Er, have you seen this?
That basically does what you describe, unless I misunderstand what you are saying.
Ashass said:
Needless to say, I'm also using VBScript
Well you will have to rewrite it totally then. The version presented there is in Lua. However if you insist on using VBscript you could use it as a guide for the general techniques.
Ashass said:
Database example below
ID - room id, bigint
area - area you are in, nvarchar(50)
roomname - room in area you are in, nvarchar(50)
exits - NESWUD-NW-NE-SE-SW directions, nvarchar(50)
exitnorth - Name of room to north, nvarchar(50)
exitsouth - Name of room to south, nvarchar(50)
...east
...west
...up
...down
...nw
...ne
...se
...sw
Really, this is not good database design. For one thing, in SQL you shouldn't have repeated things (in this case multiple exits) in a table - they should be in a separate table. The example GMCP mapper I did uses a database, and has exits in a separate table.

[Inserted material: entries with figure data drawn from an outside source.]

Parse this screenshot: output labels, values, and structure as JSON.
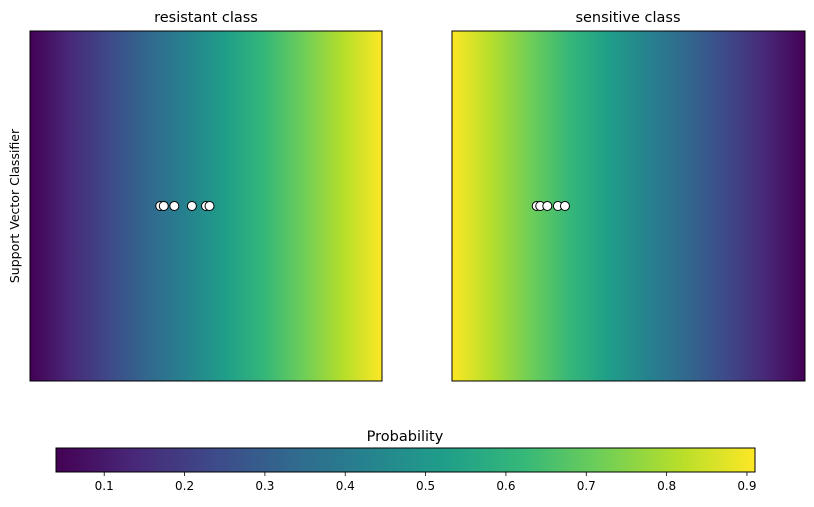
{
  "chart_data": {
    "type": "heatmap",
    "ylabel": "Support Vector Classifier",
    "panels": [
      {
        "title": "resistant class",
        "gradient_direction": "low-to-high (left to right)",
        "probability_range": [
          0.04,
          0.91
        ],
        "points": [
          {
            "x": 0.37,
            "y": 0.5
          },
          {
            "x": 0.38,
            "y": 0.5
          },
          {
            "x": 0.41,
            "y": 0.5
          },
          {
            "x": 0.46,
            "y": 0.5
          },
          {
            "x": 0.5,
            "y": 0.5
          },
          {
            "x": 0.51,
            "y": 0.5
          }
        ]
      },
      {
        "title": "sensitive class",
        "gradient_direction": "high-to-low (left to right)",
        "probability_range": [
          0.04,
          0.91
        ],
        "points": [
          {
            "x": 0.24,
            "y": 0.5
          },
          {
            "x": 0.25,
            "y": 0.5
          },
          {
            "x": 0.27,
            "y": 0.5
          },
          {
            "x": 0.3,
            "y": 0.5
          },
          {
            "x": 0.32,
            "y": 0.5
          }
        ]
      }
    ],
    "colorbar": {
      "title": "Probability",
      "colormap": "viridis",
      "range": [
        0.04,
        0.91
      ],
      "ticks": [
        0.1,
        0.2,
        0.3,
        0.4,
        0.5,
        0.6,
        0.7,
        0.8,
        0.9
      ],
      "tick_labels": [
        "0.1",
        "0.2",
        "0.3",
        "0.4",
        "0.5",
        "0.6",
        "0.7",
        "0.8",
        "0.9"
      ]
    },
    "colors": {
      "viridis": [
        "#440154",
        "#482878",
        "#3e4989",
        "#31688e",
        "#26828e",
        "#1f9e89",
        "#35b779",
        "#6ece58",
        "#b5de2b",
        "#fde725"
      ],
      "point_fill": "#ffffff",
      "point_edge": "#000000"
    }
  }
}
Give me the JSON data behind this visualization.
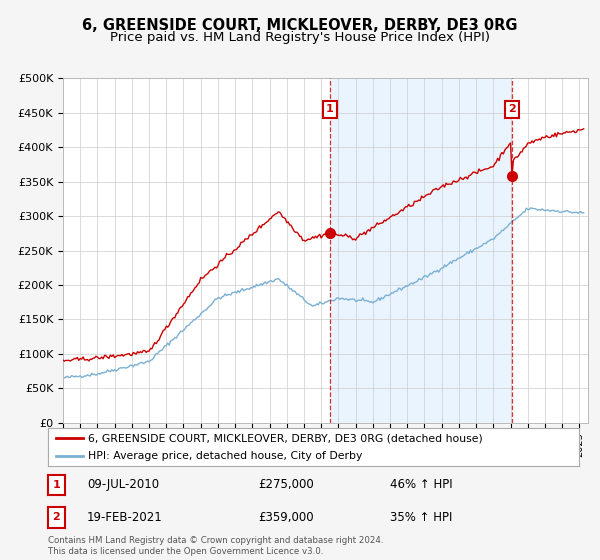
{
  "title": "6, GREENSIDE COURT, MICKLEOVER, DERBY, DE3 0RG",
  "subtitle": "Price paid vs. HM Land Registry's House Price Index (HPI)",
  "ylabel_ticks": [
    "£0",
    "£50K",
    "£100K",
    "£150K",
    "£200K",
    "£250K",
    "£300K",
    "£350K",
    "£400K",
    "£450K",
    "£500K"
  ],
  "ytick_values": [
    0,
    50000,
    100000,
    150000,
    200000,
    250000,
    300000,
    350000,
    400000,
    450000,
    500000
  ],
  "sale1_x": 2010.5,
  "sale1_price": 275000,
  "sale1_label": "09-JUL-2010",
  "sale1_pct": "46% ↑ HPI",
  "sale2_x": 2021.083,
  "sale2_price": 359000,
  "sale2_label": "19-FEB-2021",
  "sale2_pct": "35% ↑ HPI",
  "line_red_color": "#cc0000",
  "line_blue_color": "#7ab0d4",
  "shade_color": "#ddeeff",
  "background_color": "#f5f5f5",
  "plot_bg_color": "#ffffff",
  "grid_color": "#cccccc",
  "legend_line1": "6, GREENSIDE COURT, MICKLEOVER, DERBY, DE3 0RG (detached house)",
  "legend_line2": "HPI: Average price, detached house, City of Derby",
  "footer": "Contains HM Land Registry data © Crown copyright and database right 2024.\nThis data is licensed under the Open Government Licence v3.0."
}
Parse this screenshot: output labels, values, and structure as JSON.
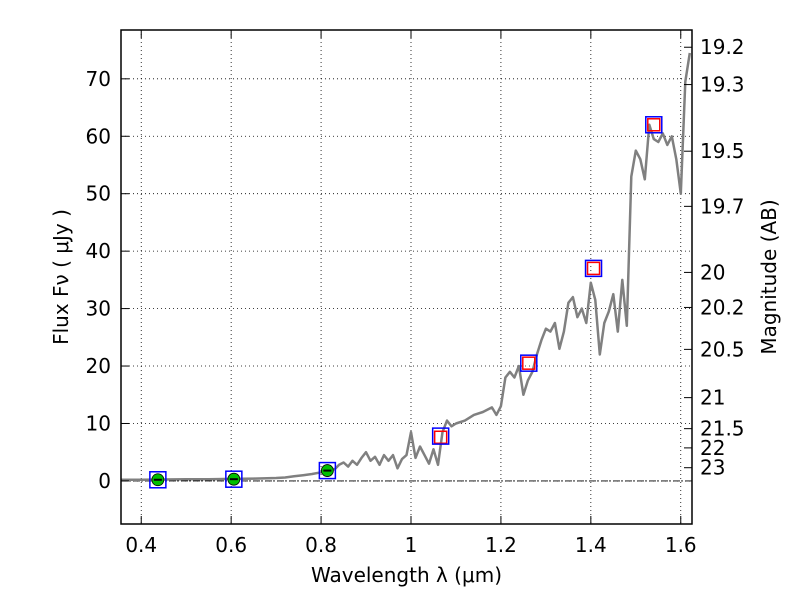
{
  "chart_data": {
    "type": "line",
    "xlabel": "Wavelength  λ (μm)",
    "ylabel": "Flux  Fν  ( μJy )",
    "y2label": "Magnitude (AB)",
    "xlim": [
      0.355,
      1.625
    ],
    "ylim": [
      -7.5,
      78.5
    ],
    "grid": true,
    "x_ticks": [
      0.4,
      0.6,
      0.8,
      1.0,
      1.2,
      1.4,
      1.6
    ],
    "x_tick_labels": [
      "0.4",
      "0.6",
      "0.8",
      "1",
      "1.2",
      "1.4",
      "1.6"
    ],
    "y_ticks": [
      0,
      10,
      20,
      30,
      40,
      50,
      60,
      70
    ],
    "y_tick_labels": [
      "0",
      "10",
      "20",
      "30",
      "40",
      "50",
      "60",
      "70"
    ],
    "mag_ticks": [
      {
        "label": "19.2",
        "flux": 75.5
      },
      {
        "label": "19.3",
        "flux": 69.0
      },
      {
        "label": "19.5",
        "flux": 57.4
      },
      {
        "label": "19.7",
        "flux": 47.8
      },
      {
        "label": "20",
        "flux": 36.3
      },
      {
        "label": "20.2",
        "flux": 30.2
      },
      {
        "label": "20.5",
        "flux": 22.9
      },
      {
        "label": "21",
        "flux": 14.5
      },
      {
        "label": "21.5",
        "flux": 9.1
      },
      {
        "label": "22",
        "flux": 5.75
      },
      {
        "label": "23",
        "flux": 2.3
      }
    ],
    "series": [
      {
        "name": "model spectrum",
        "color": "#808080",
        "x": [
          0.355,
          0.4,
          0.45,
          0.5,
          0.55,
          0.6,
          0.65,
          0.7,
          0.72,
          0.74,
          0.76,
          0.78,
          0.8,
          0.81,
          0.82,
          0.83,
          0.84,
          0.85,
          0.86,
          0.87,
          0.88,
          0.89,
          0.9,
          0.91,
          0.92,
          0.93,
          0.94,
          0.95,
          0.96,
          0.97,
          0.98,
          0.99,
          1.0,
          1.01,
          1.02,
          1.03,
          1.04,
          1.05,
          1.06,
          1.07,
          1.08,
          1.09,
          1.1,
          1.12,
          1.14,
          1.16,
          1.18,
          1.19,
          1.2,
          1.21,
          1.22,
          1.23,
          1.24,
          1.25,
          1.26,
          1.27,
          1.28,
          1.29,
          1.3,
          1.31,
          1.32,
          1.33,
          1.34,
          1.35,
          1.36,
          1.37,
          1.38,
          1.39,
          1.4,
          1.41,
          1.42,
          1.43,
          1.44,
          1.45,
          1.46,
          1.47,
          1.48,
          1.49,
          1.5,
          1.51,
          1.52,
          1.53,
          1.54,
          1.55,
          1.56,
          1.57,
          1.58,
          1.59,
          1.6,
          1.61,
          1.62
        ],
        "y": [
          0.2,
          0.2,
          0.25,
          0.3,
          0.3,
          0.35,
          0.4,
          0.5,
          0.6,
          0.8,
          1.0,
          1.2,
          1.5,
          1.8,
          2.2,
          2.0,
          2.8,
          3.2,
          2.5,
          3.5,
          2.8,
          4.0,
          5.0,
          3.5,
          4.2,
          2.8,
          4.5,
          3.5,
          4.5,
          2.2,
          3.8,
          4.5,
          8.5,
          4.0,
          6.0,
          4.5,
          3.0,
          5.5,
          2.8,
          8.5,
          10.5,
          9.5,
          10.0,
          10.5,
          11.5,
          12.0,
          12.8,
          11.5,
          13.0,
          18.0,
          19.0,
          18.0,
          20.0,
          15.0,
          17.5,
          19.0,
          22.0,
          24.5,
          26.5,
          26.0,
          27.5,
          23.0,
          26.0,
          31.0,
          32.0,
          28.5,
          30.0,
          27.5,
          34.5,
          31.5,
          22.0,
          27.5,
          29.5,
          32.5,
          26.0,
          35.0,
          27.0,
          53.0,
          57.5,
          56.0,
          52.5,
          62.0,
          59.5,
          59.0,
          60.5,
          58.5,
          60.0,
          56.0,
          50.0,
          69.5,
          74.5
        ]
      }
    ],
    "photometry_observed": [
      {
        "x": 0.437,
        "y": 0.2
      },
      {
        "x": 0.606,
        "y": 0.3
      },
      {
        "x": 0.814,
        "y": 1.8
      },
      {
        "x": 1.066,
        "y": 7.8
      },
      {
        "x": 1.262,
        "y": 20.5
      },
      {
        "x": 1.406,
        "y": 37.0
      },
      {
        "x": 1.54,
        "y": 62.0
      }
    ],
    "photometry_model": [
      {
        "x": 1.066,
        "y": 7.6
      },
      {
        "x": 1.262,
        "y": 20.5
      },
      {
        "x": 1.406,
        "y": 37.0
      },
      {
        "x": 1.54,
        "y": 62.0
      }
    ],
    "detections": [
      {
        "x": 0.437,
        "y": 0.2
      },
      {
        "x": 0.606,
        "y": 0.3
      },
      {
        "x": 0.814,
        "y": 1.8
      }
    ],
    "colors": {
      "spectrum": "#808080",
      "observed_box": "#0000ff",
      "model_box": "#ff0000",
      "detection": "#00bf00"
    }
  }
}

For another thing, in a single entry you will have duplicated information. Namely the name of the current room, and then for each exit, the names of the rooms they lead to.
So if you need to change a room name, then not only does the current room need to be changed, but every other room that happens to lead to it needs changing as well.
A better SQL layout is:
- Room table:
- Room ID (room number)
- Room area
- Room name
- Room description
- Notes
- Exit table:
- Exit ID (assigned as some autoincrement number)

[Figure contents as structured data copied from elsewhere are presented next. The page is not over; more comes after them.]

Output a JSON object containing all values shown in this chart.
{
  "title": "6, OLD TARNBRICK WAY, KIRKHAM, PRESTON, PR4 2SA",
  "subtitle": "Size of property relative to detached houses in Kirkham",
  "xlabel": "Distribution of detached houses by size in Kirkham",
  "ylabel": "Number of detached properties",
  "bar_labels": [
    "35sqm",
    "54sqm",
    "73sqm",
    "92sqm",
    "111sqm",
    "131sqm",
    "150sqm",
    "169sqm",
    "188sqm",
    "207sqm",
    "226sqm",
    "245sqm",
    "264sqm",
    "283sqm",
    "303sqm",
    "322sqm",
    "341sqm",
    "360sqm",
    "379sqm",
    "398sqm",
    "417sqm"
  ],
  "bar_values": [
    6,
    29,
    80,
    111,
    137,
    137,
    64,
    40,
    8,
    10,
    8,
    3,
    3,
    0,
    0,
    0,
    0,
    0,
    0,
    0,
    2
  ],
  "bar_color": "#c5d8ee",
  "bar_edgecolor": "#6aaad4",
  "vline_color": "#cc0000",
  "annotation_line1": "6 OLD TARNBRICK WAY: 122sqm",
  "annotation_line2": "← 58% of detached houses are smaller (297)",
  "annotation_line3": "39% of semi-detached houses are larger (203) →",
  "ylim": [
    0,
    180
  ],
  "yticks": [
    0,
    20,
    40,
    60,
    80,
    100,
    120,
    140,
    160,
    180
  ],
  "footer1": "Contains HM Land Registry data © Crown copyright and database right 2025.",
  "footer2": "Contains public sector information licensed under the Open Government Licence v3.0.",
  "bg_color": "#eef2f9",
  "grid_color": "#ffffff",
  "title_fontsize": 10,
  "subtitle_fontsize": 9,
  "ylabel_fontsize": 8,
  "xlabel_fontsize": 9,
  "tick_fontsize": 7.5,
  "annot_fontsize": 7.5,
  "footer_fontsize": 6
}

- Which room it belongs to (parent) - ID in room table
- Which way it leads (eg. n, s, e, w)
- Which room it leads to
- Area table:
- Area ID
- Area description
- Area notes (eg. terrain)
- Area low-level range
- Area high-level range
So to find a room's exits you simply do a simple query that returns all exits whose room ID matches the current room ID.
Then, for each exit you find the room name. In fact a "join" query would return all exits, and their associated "to" room names, in one query.
I did another version of the mapper for a non GMCP MUD (Materia Magica) here:
That (from memory) does what you describe, in that it matches exit lines and tries to work out which exits a room has, at least.